そんな夏の海の魔術に身をまかせたころがなつかしい。ただただ、笑っていたような気がする。
けれど、ほんとうはもちろん、海はそんなになまやさしいものではない。
山や空と同じで、そこに棲むものをわたしたちはすべて知っているわけではない。だから、無限に対する畏れをそこにむけるべきなのだろう。
この歌の海はひたすら大きく、こいびとたちを遠くから呼び、包むように存在する。

額に髪が触れるほどそばにいるひと。はげしくそばにいるひと。
風が吹いているのか。
愛するひとを額に触れてくる髪で感じる、まずその美しい情熱にひかれる。
もしかしたら、男性の長髪か。1975年に刊行された歌集に収められているという時代性もあるのだろう。

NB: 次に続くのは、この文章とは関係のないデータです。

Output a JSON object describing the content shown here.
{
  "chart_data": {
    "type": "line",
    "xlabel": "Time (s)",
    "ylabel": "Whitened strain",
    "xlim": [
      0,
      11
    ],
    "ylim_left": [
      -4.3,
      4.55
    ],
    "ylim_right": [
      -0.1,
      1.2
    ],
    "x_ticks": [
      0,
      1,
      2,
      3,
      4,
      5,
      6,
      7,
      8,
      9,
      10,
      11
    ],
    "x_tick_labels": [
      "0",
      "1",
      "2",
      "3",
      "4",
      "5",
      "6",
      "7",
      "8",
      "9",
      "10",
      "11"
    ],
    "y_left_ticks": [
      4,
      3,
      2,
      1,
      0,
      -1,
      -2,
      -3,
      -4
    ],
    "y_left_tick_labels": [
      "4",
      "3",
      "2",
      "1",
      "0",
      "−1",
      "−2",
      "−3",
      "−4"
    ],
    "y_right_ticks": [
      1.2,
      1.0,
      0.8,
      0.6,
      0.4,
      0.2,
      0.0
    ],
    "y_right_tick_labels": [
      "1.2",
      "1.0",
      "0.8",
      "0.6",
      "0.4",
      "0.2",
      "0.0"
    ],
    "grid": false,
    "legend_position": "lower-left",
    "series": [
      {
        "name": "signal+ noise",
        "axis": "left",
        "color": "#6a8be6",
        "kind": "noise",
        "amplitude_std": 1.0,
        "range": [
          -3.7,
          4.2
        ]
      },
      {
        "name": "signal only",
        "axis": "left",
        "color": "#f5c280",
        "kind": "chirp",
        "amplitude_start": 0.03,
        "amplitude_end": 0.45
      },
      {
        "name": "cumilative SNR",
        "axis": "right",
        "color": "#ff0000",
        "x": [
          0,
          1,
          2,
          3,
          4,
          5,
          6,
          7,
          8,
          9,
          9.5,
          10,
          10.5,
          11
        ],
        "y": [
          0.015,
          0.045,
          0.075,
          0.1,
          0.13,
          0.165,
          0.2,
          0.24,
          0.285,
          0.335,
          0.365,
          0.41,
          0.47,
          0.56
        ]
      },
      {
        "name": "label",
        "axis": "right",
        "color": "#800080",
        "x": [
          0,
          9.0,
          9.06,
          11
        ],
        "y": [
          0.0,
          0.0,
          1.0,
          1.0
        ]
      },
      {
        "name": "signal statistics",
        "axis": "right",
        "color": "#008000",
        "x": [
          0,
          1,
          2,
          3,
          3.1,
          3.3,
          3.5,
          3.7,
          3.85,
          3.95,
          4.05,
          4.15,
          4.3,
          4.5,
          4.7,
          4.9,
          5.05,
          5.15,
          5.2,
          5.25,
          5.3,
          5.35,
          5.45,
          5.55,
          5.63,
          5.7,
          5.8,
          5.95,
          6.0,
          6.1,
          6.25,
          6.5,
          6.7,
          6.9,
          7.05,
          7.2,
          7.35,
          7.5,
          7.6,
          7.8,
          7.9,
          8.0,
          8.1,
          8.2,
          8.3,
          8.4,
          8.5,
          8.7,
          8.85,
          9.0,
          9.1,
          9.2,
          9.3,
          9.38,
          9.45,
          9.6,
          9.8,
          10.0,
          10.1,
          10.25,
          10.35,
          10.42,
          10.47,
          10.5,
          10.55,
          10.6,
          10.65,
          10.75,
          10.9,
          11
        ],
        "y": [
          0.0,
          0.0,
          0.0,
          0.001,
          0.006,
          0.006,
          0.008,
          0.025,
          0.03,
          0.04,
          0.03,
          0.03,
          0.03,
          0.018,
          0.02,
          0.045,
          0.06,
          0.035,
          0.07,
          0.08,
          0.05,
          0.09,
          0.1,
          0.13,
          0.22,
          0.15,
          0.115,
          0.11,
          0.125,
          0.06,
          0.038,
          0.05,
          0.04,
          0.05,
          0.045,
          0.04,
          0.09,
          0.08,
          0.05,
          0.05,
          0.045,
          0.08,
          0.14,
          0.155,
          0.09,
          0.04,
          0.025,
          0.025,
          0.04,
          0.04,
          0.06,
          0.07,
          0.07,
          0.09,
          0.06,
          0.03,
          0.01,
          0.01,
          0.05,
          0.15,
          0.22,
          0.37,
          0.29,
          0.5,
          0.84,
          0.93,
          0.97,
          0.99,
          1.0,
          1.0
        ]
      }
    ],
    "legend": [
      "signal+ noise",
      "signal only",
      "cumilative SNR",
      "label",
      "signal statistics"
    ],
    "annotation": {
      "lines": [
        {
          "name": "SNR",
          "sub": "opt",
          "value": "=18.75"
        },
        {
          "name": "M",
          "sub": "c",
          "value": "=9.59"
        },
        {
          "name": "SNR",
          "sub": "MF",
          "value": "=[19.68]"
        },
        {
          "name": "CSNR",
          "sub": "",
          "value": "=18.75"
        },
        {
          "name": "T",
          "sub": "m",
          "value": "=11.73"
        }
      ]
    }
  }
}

髪は、しばしば女性の象徴であるとされるけれど、ここでは男性の髪。その雄雄しさを想像してぞくぞくした。
同時に、豊かな髪は若々しさをも醸しだすので、ぞくぞくはますます強まる。

そんな男女の熱い姿を、渦巻く「潮」が岬にぶつかりながら、鳴っている。
もっと愛せ、もっと傷つけ、と。